ABC News watchers got a surprise Thursday night when David Muir was nowhere to be found behind the anchor desk. Instead, ABC’s Wade Johnson stepped in to deliver what became a scathing report on the Trump administration’s handling of a massive aviation shutdown.

“Good evening and thanks for joining us. I’m Wade Johnson in for David tonight,” Johnson opened.
Over 1,000 flights were delayed across America, with Delta, United, American, and Southwest all slashing their schedules. This stems from the recent government shutdown, leaving air traffic controllers stretched thin with resources. Washington, D.C. travelers faced waits stretching past four hours, while desperate passengers scrambled to salvage weekend and holiday plans.

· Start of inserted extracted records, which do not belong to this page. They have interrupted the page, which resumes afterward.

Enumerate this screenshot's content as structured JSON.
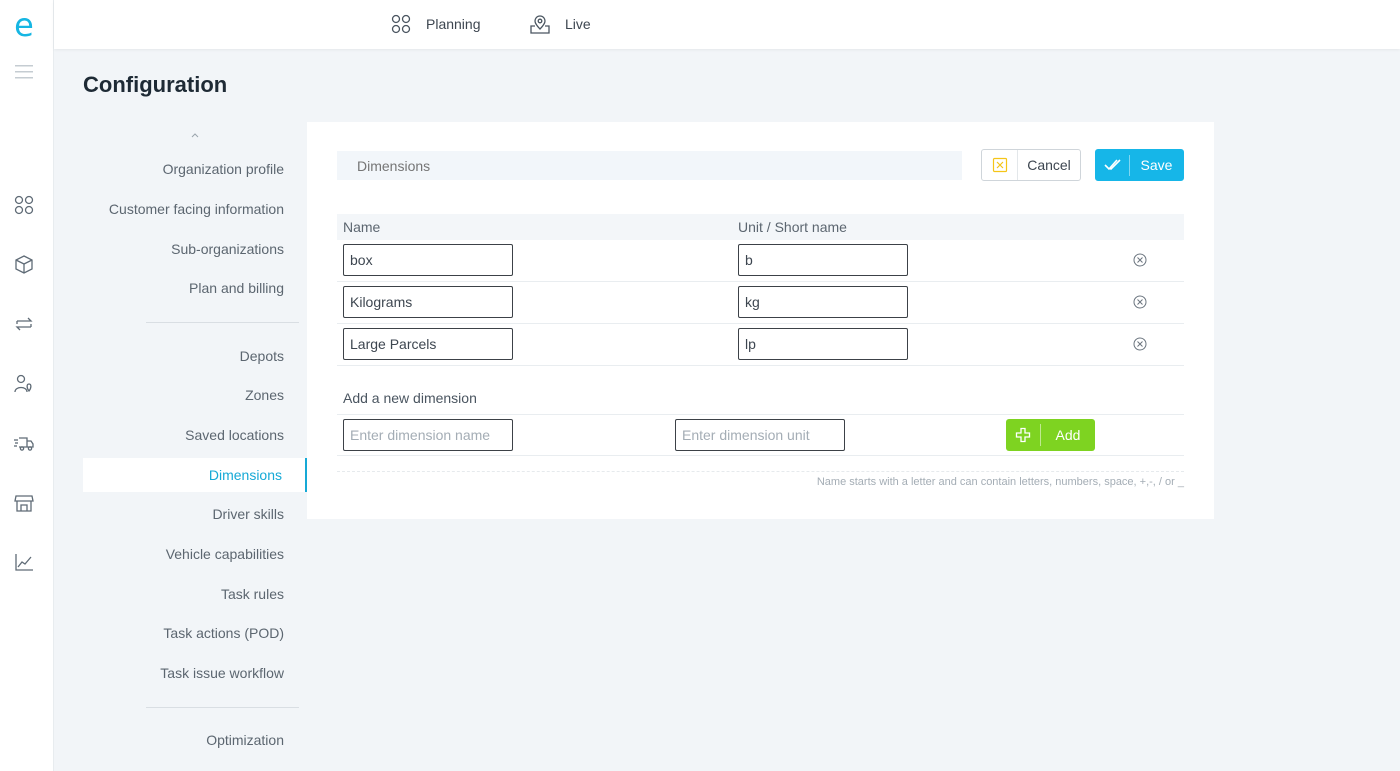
{
  "app": {
    "logo_letter": "e"
  },
  "topnav": {
    "tabs": [
      {
        "label": "Planning",
        "icon": "nodes-icon"
      },
      {
        "label": "Live",
        "icon": "map-pin-icon"
      }
    ]
  },
  "rail": {
    "icons": [
      "nodes-icon",
      "box-icon",
      "swap-icon",
      "user-pin-icon",
      "delivery-truck-icon",
      "store-icon",
      "line-chart-icon"
    ]
  },
  "page": {
    "title": "Configuration"
  },
  "menu": {
    "items": [
      {
        "label": "Organization profile"
      },
      {
        "label": "Customer facing information"
      },
      {
        "label": "Sub-organizations"
      },
      {
        "label": "Plan and billing"
      },
      {
        "label": "Depots"
      },
      {
        "label": "Zones"
      },
      {
        "label": "Saved locations"
      },
      {
        "label": "Dimensions",
        "active": true
      },
      {
        "label": "Driver skills"
      },
      {
        "label": "Vehicle capabilities"
      },
      {
        "label": "Task rules"
      },
      {
        "label": "Task actions (POD)"
      },
      {
        "label": "Task issue workflow"
      },
      {
        "label": "Optimization"
      }
    ]
  },
  "panel": {
    "title_placeholder": "Dimensions",
    "cancel_label": "Cancel",
    "save_label": "Save",
    "columns": {
      "name": "Name",
      "unit": "Unit / Short name"
    },
    "rows": [
      {
        "name": "box",
        "unit": "b"
      },
      {
        "name": "Kilograms",
        "unit": "kg"
      },
      {
        "name": "Large Parcels",
        "unit": "lp"
      }
    ],
    "add": {
      "label": "Add a new dimension",
      "name_placeholder": "Enter dimension name",
      "unit_placeholder": "Enter dimension unit",
      "button_label": "Add"
    },
    "hint": "Name starts with a letter and can contain letters, numbers, space, +,-, / or _"
  },
  "colors": {
    "accent": "#16b6e8",
    "add_green": "#7ed321",
    "cancel_icon_yellow": "#f5c518"
  }
}
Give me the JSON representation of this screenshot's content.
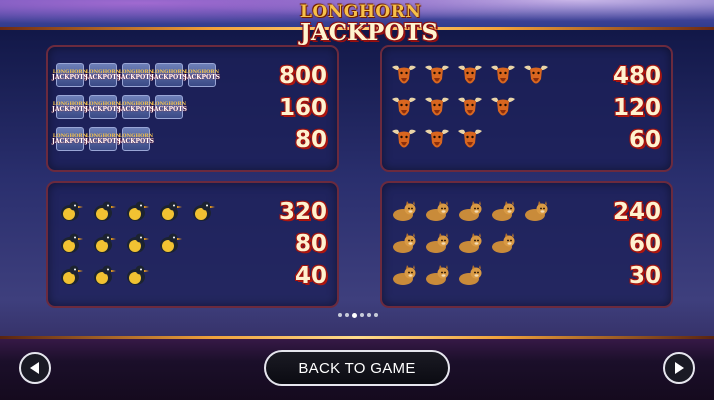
{
  "logo": {
    "line1": "LONGHORN",
    "line2": "JACKPOTS"
  },
  "paytable": [
    {
      "id": "jackpot",
      "symbol": "longhorn-jackpots-logo",
      "payouts": [
        "800",
        "160",
        "80"
      ]
    },
    {
      "id": "bull",
      "symbol": "bull-head-icon",
      "payouts": [
        "480",
        "120",
        "60"
      ]
    },
    {
      "id": "bird",
      "symbol": "bird-icon",
      "payouts": [
        "320",
        "80",
        "40"
      ]
    },
    {
      "id": "cat",
      "symbol": "cougar-icon",
      "payouts": [
        "240",
        "60",
        "30"
      ]
    }
  ],
  "pager": {
    "count": 6,
    "active_index": 2
  },
  "footer": {
    "back_label": "BACK TO GAME"
  },
  "colors": {
    "panel_border": "#6b2a3e",
    "payout_outline": "#b3170f",
    "payout_fill": "#fff2cf"
  }
}
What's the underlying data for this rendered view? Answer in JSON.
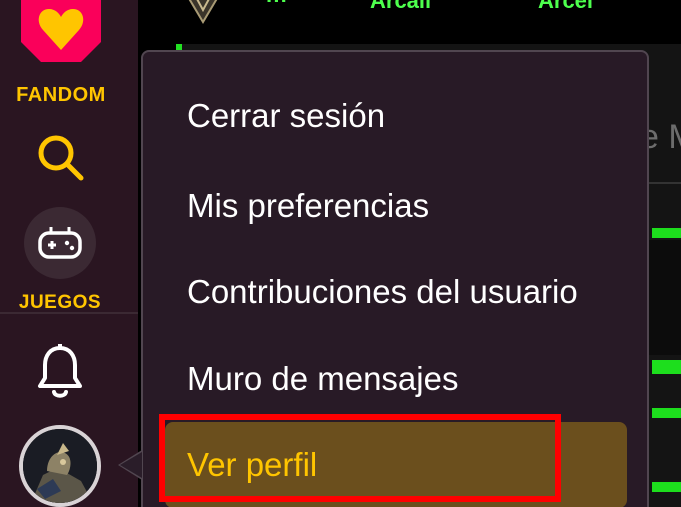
{
  "nav": {
    "logo_word": "FANDOM",
    "games_word": "JUEGOS",
    "icons": [
      "fandom-heart-icon",
      "search-icon",
      "gamepad-icon",
      "bell-icon",
      "avatar"
    ]
  },
  "page": {
    "top_tabs": [
      "···",
      "Arcail",
      "Arcel"
    ],
    "side_title": "e M"
  },
  "menu": {
    "items": [
      {
        "label": "Cerrar sesión"
      },
      {
        "label": "Mis preferencias"
      },
      {
        "label": "Contribuciones del usuario"
      },
      {
        "label": "Muro de mensajes"
      },
      {
        "label": "Ver perfil"
      }
    ],
    "highlighted_index": 4
  },
  "colors": {
    "brand_yellow": "#ffc500",
    "brand_pink": "#fa005a",
    "nav_bg": "#2a1521",
    "menu_bg": "#281a26",
    "highlight_bg": "#6b4f1d",
    "annotation_red": "#ff0000",
    "accent_green": "#1dde1d"
  }
}
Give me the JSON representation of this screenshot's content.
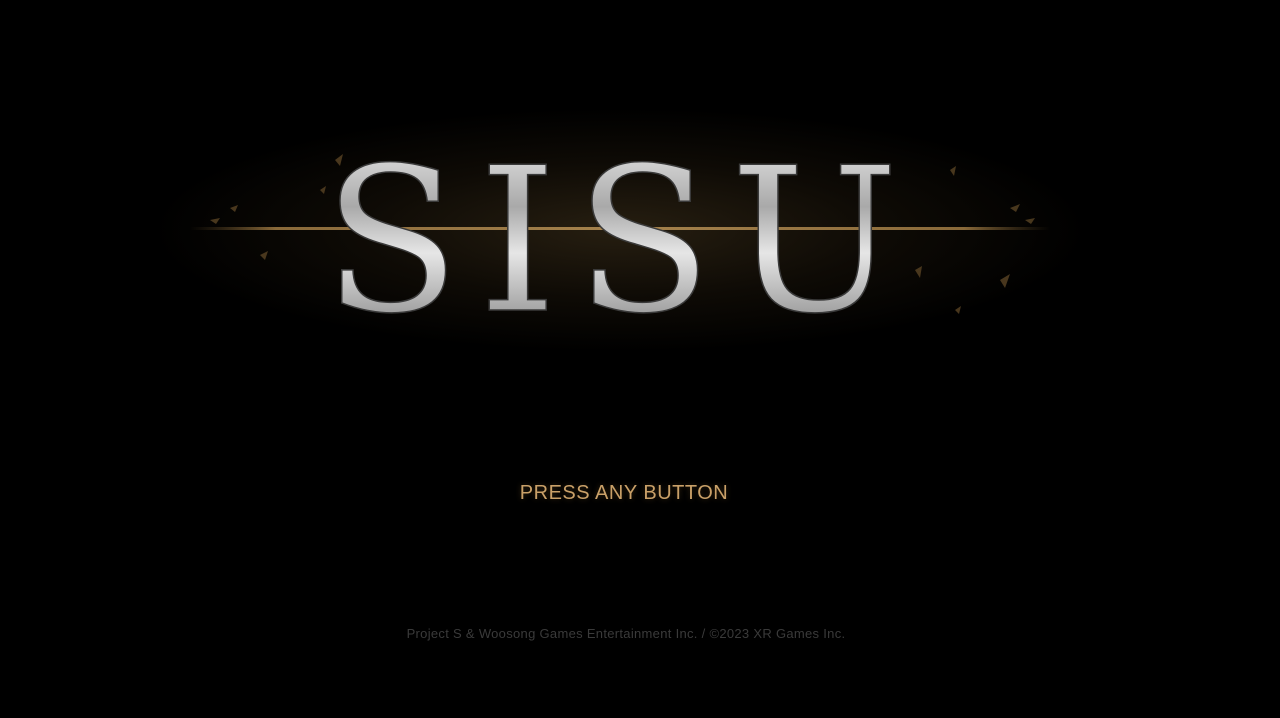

ABC correspondent Stephanie Ramos painted a grim picture from Newark Airport, where the cancellations triggered a domino effect of delays affecting over 4,000 flights.
“Total headache and disaster,” one stranded traveler told ABC.
Another passenger said, “Actually, I’m freaked out because I’m going to miss a flight, and it’s a family reunion in Florida and it’s, it will be really horrible.”
Another passenger, Karen Soika, couldn’t help laughing at how absurd her rebooked plans had become. “They moved me to JFK an hour earlier,” she said. “Then gave me an 11-hour layover in some place called Port of Spain. Crazy.”
Transportation Secretary Sean Duffy, a Trump appointee, defended the drastic measures, insisting the cuts were about safety, not politics.
“Some people have second guessed what we’ve done,” he told reporters. “We have not politicized the airspace. We’re doing everything possible to minimize disruption and keep it safe.”
The Transportation Secretary warned that the 10 percent flight reduction ordered earlier in the week might only be the beginning.
Speaking at a Breitbart News event in Washington, D.C., Duffy said the cutbacks could double if the shutdown drags on.
“If this continues, and I have more controllers who decide they can’t come to work, can’t control the airspace, but instead have to take a second job, with that, you might see 10 percent would have been a good number, because we might go to 15 percent or 20 percent,” Duffy said.
Duffy later walked it back in a statement to The Hill, saying the figure was only theoretical. “Could it go there? That’s possible. There’s no plan for that,” he said.
“We’re making decisions based on what we see in the airspace to make sure it stays safe. I hope it goes the other direction.”
The FAA’s plan had already started on Friday, trimming flights at 40 major airports by 4 percent, then increasing the reductions by 2 percent a day until they reached 10 percent.